DNA can be damaged in many different ways as a result of exogenous and endogenous forms of cellular stress. DNA damage usually induces the activation of DNA repair pathways and often a cell cycle arrest (a check point response). This reaction, referred to as the DNA-damage response (DDR), is typically initiated by proteins that recognize DNA lesions, and is followed by the recruitment and activation of proteins that trigger checkpoint signaling or directly perform the necessary repair steps. When repair is completed the machinery needs to be disassembled and the DDR turned off. Therefore, the DDR is a tightly controlled process, which is regulated at multiple levels.
Over the years, it became clear that DNA repair is fine-tuned by an enormous amount of DNA damage-induced postranslational modifications. The main idea is that posttranslational modifications, including those of the ubiquitin family, lead to alterations in interactions between proteins that perform the necessary repair steps. DNA damage-induced posttranslational modifications are therefore a cellular way to assemble the DNA repair protein complexes required to counteract the genomic insults.

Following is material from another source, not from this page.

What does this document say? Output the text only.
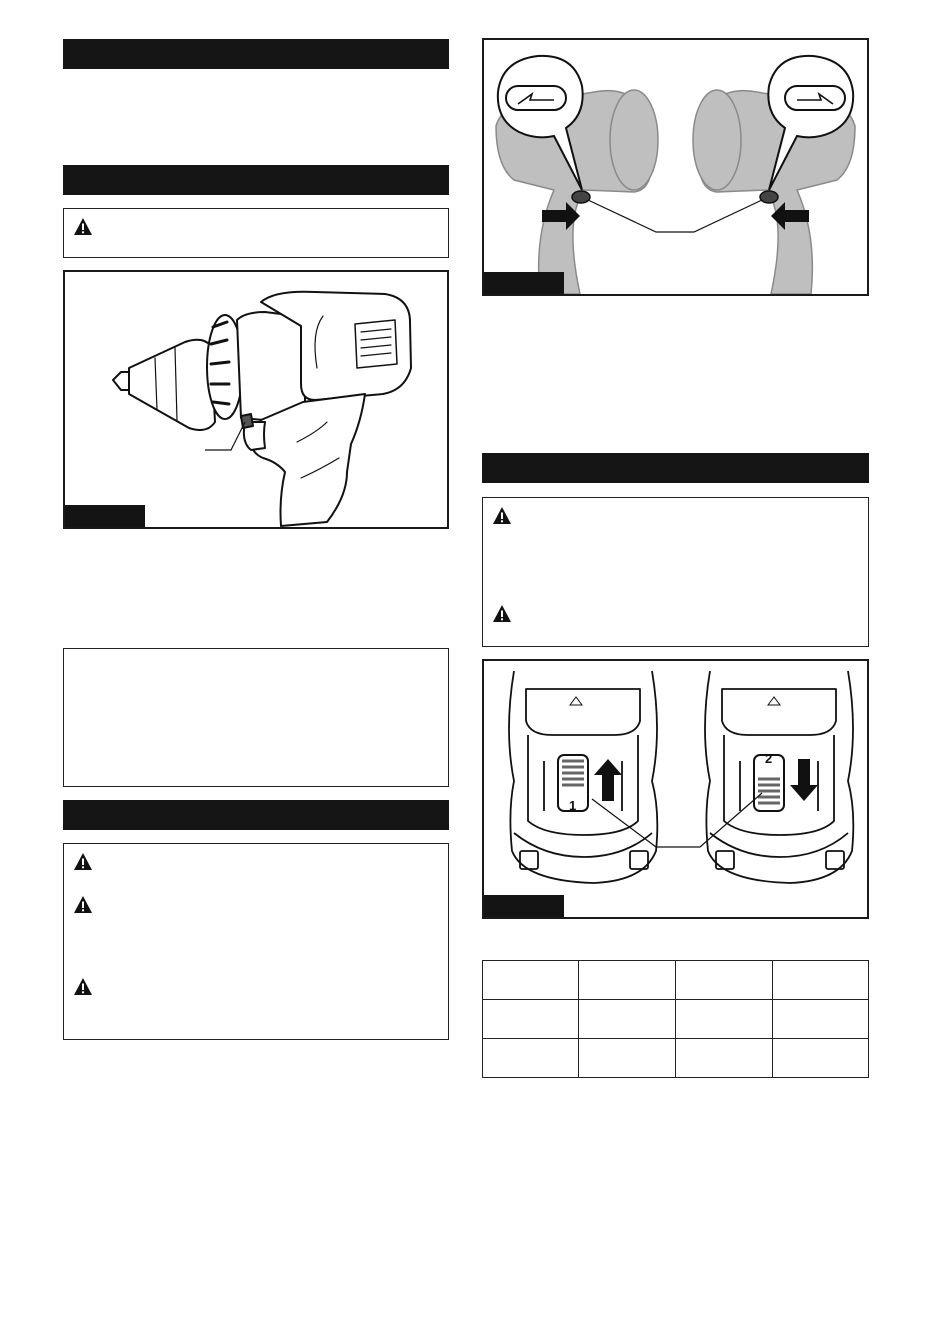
1
2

However, other regulatory mechanisms are also active. DNA repair complexes are highly dynamic and often abort during the reaction. The disassembly of DNA damage induced repair complexes must thus be highly orchestrated as well. In fact, there are indications that this is indeed the case. For example, upon binding to DNA lesions Rad23b dissociates from XPC (two proteins involved in nucleotide excision repair) in vivo3. This finding is surprising, as the formation of this complex is essential to initiate repair. Another example is how the chaperone-like segregase Cdc48/p97 seperates the DNA-bound Rad51 and Rad52 complex –two essential recombination/DNA repair enzymes. These findings were especially important since they pointed out that dissociation of DNA repair complexes is not necessarily spontaneous but in fact regulated. Moreover, this regulation occurs at the DNA damaged site.
The disassembly/remodelling when the reaction is done or stalled is under-investigated and therefore barely understood. The direct need for more fundamental insight becomes urgent with for example the newest insights in the extreme genome instability in tumors. This instability is partly caused by the uncontrolled reactions of the various DNA repair pathways (e.g. homologous recombination and non-homologous end joining). Our aim is to investigate how DNA repair complexes are disassembled at the DNA.